Bauermeister has said she always wanted to write, but college gave that wish a clearer shape. Reading Tillie Olsen's I Stand Here Ironing showed her that a writer could take the parts of life people often dismiss, things like home, family, memory, and the quiet work of caring for others, and turn them into art. Even then, she did not feel ready yet, so she spent years reading, studying, teaching, and paying close attention to the world before her novels arrived.
Those years matter when you look at her books. Before publishing fiction, she coauthored 500 Great Books by Women and Let's Hear It for the Girls, two guides built for readers who want to keep discovering new voices. She also spent time living in northern Italy with her husband and children, an experience that deepened her love of food, ritual, and the way everyday pleasures can bring people together.
Her first novel, The School of Essential Ingredients, reached readers when she was nearly fifty, and it quickly found an audience. Set around a cooking class in Lillian's restaurant, the book brings together eight students whose lives begin to change through food, companionship, and the small acts of attention that happen in a kitchen. Readers who love Bauermeister often come for exactly that mix: warmth, sensory detail, and characters who are a little lost but still open to change.
That thread continues in Joy for Beginners, where a group of friends are pushed to face one fear each after one woman recovers from cancer, and in The Lost Art of Mixing, which returns to Lillian's world and follows several people through heartbreak, longing, and unexpected connection.

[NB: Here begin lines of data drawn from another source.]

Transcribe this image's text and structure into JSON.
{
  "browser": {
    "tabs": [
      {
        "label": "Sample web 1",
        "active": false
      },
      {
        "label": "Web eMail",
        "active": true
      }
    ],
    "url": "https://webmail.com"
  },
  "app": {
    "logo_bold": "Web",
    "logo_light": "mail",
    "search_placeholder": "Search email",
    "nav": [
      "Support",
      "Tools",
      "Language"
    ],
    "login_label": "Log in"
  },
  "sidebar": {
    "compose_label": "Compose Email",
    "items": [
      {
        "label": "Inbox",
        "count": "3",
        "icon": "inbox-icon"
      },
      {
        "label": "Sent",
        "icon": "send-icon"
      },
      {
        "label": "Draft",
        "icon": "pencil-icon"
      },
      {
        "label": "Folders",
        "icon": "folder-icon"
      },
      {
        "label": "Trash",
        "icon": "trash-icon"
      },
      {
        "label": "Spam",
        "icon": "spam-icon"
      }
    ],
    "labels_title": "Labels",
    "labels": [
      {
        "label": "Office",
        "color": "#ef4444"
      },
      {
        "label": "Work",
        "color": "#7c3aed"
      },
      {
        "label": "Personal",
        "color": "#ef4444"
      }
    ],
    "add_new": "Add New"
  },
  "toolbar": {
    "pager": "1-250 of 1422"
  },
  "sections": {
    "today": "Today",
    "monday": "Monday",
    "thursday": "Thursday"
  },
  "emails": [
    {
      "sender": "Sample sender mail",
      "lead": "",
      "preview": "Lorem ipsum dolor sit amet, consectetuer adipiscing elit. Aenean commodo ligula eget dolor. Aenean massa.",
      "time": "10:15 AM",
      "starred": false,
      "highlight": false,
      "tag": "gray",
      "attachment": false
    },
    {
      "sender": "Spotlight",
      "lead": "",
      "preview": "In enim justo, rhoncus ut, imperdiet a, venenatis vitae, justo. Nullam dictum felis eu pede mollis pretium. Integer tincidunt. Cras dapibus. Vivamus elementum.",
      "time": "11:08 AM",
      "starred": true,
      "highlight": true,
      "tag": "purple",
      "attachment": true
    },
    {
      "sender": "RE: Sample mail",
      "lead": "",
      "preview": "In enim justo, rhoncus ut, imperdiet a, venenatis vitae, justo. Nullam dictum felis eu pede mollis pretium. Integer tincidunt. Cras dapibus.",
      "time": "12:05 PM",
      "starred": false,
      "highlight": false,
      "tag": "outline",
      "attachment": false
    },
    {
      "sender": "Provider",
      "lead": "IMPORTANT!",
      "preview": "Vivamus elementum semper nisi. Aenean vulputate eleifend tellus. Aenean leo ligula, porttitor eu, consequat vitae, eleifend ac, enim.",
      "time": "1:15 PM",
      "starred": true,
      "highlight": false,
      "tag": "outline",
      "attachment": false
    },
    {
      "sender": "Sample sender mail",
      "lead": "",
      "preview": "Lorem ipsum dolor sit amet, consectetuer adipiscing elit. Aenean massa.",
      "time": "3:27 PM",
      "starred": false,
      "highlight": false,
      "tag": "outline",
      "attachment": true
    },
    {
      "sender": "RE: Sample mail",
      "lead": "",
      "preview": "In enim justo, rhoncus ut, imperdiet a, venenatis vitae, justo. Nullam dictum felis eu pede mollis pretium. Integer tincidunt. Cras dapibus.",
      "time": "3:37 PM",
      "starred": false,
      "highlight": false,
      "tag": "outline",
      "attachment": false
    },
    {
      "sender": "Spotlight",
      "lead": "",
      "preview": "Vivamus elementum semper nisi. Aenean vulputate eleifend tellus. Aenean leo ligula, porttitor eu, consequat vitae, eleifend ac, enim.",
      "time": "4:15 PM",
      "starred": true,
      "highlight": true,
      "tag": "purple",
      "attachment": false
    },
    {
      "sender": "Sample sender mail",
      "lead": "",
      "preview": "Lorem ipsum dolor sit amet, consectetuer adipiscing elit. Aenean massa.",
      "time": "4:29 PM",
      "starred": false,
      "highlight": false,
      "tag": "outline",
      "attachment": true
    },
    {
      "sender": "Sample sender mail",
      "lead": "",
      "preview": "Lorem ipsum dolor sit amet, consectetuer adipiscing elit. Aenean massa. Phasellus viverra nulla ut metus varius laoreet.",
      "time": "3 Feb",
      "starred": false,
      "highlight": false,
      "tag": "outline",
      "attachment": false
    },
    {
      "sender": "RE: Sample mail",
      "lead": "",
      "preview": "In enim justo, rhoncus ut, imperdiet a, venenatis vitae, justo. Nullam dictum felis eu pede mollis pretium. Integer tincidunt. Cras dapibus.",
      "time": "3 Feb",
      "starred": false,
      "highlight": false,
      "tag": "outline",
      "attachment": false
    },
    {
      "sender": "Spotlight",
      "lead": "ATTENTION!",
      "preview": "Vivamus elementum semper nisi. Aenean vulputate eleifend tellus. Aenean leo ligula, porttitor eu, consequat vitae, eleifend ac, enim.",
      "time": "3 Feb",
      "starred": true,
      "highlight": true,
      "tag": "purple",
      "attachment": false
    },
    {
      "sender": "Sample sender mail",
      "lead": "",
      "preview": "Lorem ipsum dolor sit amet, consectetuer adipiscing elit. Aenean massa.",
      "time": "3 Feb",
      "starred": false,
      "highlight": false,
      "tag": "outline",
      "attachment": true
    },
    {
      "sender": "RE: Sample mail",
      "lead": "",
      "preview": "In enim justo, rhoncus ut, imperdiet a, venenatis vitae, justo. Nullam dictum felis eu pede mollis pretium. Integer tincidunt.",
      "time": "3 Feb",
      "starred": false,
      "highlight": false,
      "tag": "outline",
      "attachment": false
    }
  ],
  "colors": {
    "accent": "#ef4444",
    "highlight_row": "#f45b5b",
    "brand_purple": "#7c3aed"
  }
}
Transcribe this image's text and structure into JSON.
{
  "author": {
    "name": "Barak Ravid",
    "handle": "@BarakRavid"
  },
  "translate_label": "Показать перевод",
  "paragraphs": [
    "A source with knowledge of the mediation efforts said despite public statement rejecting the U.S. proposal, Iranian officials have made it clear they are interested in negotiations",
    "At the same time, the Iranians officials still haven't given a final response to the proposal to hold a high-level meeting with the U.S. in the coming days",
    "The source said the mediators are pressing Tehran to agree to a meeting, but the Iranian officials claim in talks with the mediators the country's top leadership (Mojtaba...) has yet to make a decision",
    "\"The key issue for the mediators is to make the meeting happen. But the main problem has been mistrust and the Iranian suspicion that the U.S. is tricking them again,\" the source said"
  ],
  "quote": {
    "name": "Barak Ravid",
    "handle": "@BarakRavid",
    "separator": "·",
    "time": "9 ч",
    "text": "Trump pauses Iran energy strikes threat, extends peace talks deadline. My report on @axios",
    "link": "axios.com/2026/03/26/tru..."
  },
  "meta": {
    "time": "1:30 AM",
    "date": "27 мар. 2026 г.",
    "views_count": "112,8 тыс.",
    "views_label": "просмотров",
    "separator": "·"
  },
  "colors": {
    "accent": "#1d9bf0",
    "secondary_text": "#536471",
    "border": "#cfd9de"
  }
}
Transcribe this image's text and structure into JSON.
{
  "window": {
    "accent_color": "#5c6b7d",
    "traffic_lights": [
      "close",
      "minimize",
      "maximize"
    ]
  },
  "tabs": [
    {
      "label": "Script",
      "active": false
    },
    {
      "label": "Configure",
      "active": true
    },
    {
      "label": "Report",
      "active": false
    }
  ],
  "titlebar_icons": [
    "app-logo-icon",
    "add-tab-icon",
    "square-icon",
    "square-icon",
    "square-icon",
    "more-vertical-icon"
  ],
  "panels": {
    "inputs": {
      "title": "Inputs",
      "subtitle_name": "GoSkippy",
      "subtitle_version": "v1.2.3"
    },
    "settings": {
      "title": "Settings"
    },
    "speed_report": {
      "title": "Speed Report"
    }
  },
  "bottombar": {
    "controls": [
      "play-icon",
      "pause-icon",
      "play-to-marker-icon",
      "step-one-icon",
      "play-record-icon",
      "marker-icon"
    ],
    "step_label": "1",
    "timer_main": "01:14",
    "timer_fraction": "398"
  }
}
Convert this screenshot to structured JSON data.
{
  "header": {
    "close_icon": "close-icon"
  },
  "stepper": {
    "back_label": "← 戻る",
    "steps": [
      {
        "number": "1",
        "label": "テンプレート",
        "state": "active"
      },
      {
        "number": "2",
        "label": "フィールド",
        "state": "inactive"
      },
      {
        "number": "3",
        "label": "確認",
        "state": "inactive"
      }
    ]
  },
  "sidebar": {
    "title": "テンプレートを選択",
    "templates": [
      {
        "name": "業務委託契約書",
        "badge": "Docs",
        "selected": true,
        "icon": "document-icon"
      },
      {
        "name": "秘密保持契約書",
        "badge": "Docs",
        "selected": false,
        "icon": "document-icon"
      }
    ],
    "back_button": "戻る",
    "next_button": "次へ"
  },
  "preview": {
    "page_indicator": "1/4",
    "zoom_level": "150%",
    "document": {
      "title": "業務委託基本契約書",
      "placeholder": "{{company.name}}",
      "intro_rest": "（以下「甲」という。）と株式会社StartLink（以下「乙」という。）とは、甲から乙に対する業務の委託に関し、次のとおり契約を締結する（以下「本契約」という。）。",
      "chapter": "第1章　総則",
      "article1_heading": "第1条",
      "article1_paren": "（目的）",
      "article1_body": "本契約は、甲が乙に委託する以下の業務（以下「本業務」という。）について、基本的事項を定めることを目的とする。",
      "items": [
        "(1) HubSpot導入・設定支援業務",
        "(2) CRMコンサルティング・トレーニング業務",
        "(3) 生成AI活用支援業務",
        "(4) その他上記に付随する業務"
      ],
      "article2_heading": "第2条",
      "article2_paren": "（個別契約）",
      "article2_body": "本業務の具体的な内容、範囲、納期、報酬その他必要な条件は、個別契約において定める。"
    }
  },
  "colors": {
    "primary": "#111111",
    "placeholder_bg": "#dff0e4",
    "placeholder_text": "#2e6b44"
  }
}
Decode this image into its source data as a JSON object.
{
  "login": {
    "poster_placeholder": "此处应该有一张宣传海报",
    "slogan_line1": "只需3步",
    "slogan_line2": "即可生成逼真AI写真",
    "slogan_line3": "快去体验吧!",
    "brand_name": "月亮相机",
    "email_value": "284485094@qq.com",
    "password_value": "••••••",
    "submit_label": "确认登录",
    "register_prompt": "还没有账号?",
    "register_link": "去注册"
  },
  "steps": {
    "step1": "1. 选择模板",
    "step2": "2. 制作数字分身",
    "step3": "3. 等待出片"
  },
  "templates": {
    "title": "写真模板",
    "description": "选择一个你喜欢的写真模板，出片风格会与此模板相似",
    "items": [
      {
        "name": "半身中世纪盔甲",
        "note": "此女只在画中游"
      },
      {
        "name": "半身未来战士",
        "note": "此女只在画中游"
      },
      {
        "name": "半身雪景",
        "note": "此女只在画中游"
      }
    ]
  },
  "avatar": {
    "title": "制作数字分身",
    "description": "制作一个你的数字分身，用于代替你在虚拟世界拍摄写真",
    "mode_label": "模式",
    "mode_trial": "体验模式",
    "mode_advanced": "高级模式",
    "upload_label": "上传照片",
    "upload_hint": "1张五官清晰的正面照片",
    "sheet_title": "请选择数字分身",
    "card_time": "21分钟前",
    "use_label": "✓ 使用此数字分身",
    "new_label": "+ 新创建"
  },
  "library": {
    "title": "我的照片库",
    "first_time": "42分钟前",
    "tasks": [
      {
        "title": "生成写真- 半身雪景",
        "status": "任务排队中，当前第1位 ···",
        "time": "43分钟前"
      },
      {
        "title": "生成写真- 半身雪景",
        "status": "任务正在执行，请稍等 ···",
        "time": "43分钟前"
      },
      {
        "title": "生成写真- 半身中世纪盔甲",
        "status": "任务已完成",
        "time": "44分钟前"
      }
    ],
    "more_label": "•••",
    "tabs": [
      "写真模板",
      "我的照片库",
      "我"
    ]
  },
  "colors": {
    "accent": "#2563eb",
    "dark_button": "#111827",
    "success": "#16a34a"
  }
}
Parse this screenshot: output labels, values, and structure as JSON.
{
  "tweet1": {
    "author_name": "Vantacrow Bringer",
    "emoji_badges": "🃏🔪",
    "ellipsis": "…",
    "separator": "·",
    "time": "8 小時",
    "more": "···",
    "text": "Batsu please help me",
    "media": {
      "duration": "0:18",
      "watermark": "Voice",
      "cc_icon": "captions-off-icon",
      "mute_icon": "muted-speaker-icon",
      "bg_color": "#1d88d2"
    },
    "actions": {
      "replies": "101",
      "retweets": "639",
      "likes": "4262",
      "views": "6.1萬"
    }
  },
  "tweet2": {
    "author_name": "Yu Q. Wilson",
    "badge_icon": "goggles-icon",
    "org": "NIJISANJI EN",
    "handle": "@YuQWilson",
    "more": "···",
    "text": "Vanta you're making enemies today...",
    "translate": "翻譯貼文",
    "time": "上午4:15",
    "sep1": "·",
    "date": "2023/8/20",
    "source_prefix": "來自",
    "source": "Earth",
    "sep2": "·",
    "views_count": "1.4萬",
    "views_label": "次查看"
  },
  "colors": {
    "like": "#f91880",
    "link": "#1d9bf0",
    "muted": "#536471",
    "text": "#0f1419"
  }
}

Bauermeister likes ensemble casts, people at turning points, and stories where a meal, a room, or a gesture can shift everything.
She notices what most people hurry past.
In The Scent Keeper, she turns from food to smell, memory, and identity, following a girl raised on a remote island who must piece together the truth about her past. In No Two Persons, she looks at books themselves, tracing how one novel lands in the lives of nine different readers, each of them changed in a different way. The subjects vary, but the questions stay close: how do we really see one another, what do our senses remember, and what hidden thing can set a life in motion?
Her memoir, House Lessons, fits neatly beside the fiction. On the surface it is about restoring a neglected house in Port Townsend. Underneath, it is about marriage, family, belonging, and the odd fact that rooms and buildings shape us more than we like to admit.
Across her work, Bauermeister keeps returning to compassion, connection, and the inner lives of ordinary people. Her books have been New York Times bestsellers, The Scent Keeper was a Reese's Book Club pick, and her work has traveled widely beyond the Pacific Northwest. Still, what stands out most is how grounded her writing stays. She writes about food, scent, houses, friendship, grief, and love, the stuff of daily life, and makes it feel worth lingering over.